Due premesse prima di dirvi il mio pensiero.
1) La violenza non è mai giustificabile (a meno che non sia per autodifesa, per salvare la propria vita), quindi non esistono attenuanti per i femminicidi.
2) La Palombelli non è scema, sapeva quindi che sarebbe scoppiato un putiferio dopo la sua frase.
Premesso ciò la domanda della Palombelli è totalmente fuori luogo in quel contesto, ma non è per niente peregrina.
Anzi.
È giusto chiedersi perché un uomo uccida una donna. Quali siano le motivazioni, le cause.
Ma non come esercizio accademico (eufemismo per non dire "fare click/audience"), come mi sembra fare la Palombelli.
Serve farla per capire i casi precisi e quindi poter fare concreta opera di prevenzione.

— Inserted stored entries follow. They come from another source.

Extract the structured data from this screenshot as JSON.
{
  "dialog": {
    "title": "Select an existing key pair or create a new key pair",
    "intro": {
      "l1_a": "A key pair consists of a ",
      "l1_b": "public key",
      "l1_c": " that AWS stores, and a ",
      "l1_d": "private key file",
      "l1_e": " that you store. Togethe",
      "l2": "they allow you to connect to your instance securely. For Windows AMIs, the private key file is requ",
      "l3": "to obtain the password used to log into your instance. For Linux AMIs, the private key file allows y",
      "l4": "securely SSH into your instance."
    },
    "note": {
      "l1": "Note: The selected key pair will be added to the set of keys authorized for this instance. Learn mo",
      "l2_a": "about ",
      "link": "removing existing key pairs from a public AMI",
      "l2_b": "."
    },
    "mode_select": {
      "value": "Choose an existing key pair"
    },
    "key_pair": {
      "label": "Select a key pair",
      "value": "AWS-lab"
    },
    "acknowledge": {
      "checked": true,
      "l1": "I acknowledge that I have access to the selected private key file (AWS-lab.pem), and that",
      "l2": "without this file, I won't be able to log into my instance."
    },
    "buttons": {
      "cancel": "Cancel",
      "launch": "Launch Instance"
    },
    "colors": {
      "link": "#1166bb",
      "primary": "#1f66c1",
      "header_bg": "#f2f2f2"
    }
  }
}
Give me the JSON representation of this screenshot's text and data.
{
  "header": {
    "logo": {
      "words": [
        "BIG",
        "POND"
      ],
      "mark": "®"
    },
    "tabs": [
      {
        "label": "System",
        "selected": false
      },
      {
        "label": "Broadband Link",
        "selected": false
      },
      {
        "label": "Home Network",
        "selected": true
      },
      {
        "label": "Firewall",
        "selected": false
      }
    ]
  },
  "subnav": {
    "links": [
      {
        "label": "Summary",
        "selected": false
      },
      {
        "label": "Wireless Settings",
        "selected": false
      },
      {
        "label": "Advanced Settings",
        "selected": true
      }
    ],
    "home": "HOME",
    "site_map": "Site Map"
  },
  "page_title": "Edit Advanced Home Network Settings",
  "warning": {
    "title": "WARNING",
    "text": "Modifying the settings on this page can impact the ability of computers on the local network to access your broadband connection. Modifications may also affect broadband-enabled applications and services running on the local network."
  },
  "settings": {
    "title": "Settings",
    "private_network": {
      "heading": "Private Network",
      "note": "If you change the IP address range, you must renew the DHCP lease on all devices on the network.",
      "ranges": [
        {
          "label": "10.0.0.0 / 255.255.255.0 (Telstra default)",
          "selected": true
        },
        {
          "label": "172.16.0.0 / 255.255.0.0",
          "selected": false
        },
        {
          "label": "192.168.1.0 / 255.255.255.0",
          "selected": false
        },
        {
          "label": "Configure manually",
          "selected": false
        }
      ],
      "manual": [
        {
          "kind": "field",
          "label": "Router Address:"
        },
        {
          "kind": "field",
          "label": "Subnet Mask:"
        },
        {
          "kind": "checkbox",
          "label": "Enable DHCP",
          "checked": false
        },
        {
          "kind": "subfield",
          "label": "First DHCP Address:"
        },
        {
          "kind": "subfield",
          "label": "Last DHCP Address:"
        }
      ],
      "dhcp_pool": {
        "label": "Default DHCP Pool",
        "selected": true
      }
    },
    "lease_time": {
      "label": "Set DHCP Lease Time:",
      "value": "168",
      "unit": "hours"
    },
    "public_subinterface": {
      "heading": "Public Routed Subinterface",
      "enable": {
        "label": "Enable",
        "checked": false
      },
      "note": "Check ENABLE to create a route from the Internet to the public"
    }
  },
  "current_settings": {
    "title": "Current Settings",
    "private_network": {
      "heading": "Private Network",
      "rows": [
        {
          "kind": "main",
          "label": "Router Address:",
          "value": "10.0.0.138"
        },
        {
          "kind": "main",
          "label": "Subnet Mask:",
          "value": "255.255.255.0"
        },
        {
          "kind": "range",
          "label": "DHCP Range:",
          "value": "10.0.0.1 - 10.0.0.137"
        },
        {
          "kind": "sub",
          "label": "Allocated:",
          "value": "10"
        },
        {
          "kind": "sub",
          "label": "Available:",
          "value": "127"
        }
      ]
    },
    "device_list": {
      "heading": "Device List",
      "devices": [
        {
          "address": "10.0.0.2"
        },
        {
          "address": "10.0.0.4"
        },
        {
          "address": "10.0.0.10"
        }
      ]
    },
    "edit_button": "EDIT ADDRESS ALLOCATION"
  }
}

Perché ogni situazione è diversa. Sono tutte ugualmente gravi, ugualmente tristi, ma non uguali.
Mi spiego meglio.
Se io sono un violento di natura o se io sono un tranquillo ma vengo esasperato dalla donna e sbarello merito la stessa pena.
La violenza, l'omicidio, come detto prima non è giustificabile mai, se non per difendere la propria vita.
Però se si vuole anche prevenire, e non solo punire, allora come si è arrivati a quell'omicidio, a quel femminicidio, diventa importante.
Perché i due casi che ho citato sopra (ed eventuali casi intermedi) non puoi prevenirli con le stesse strategie.
Per questo la domanda della Palombelli è una domanda in sè giusta, corretta, ma fatta nel posto e nel modo sbagliato, il che la rende (giustamente) inaccettabile.
La domanda va fatta (e va risposta) da inquirenti, psicologi e politici nelle sedi adeguate, dove si tratta di prevenzione.
Non dalla Palombelli in TV.
Saluti,
Mauro.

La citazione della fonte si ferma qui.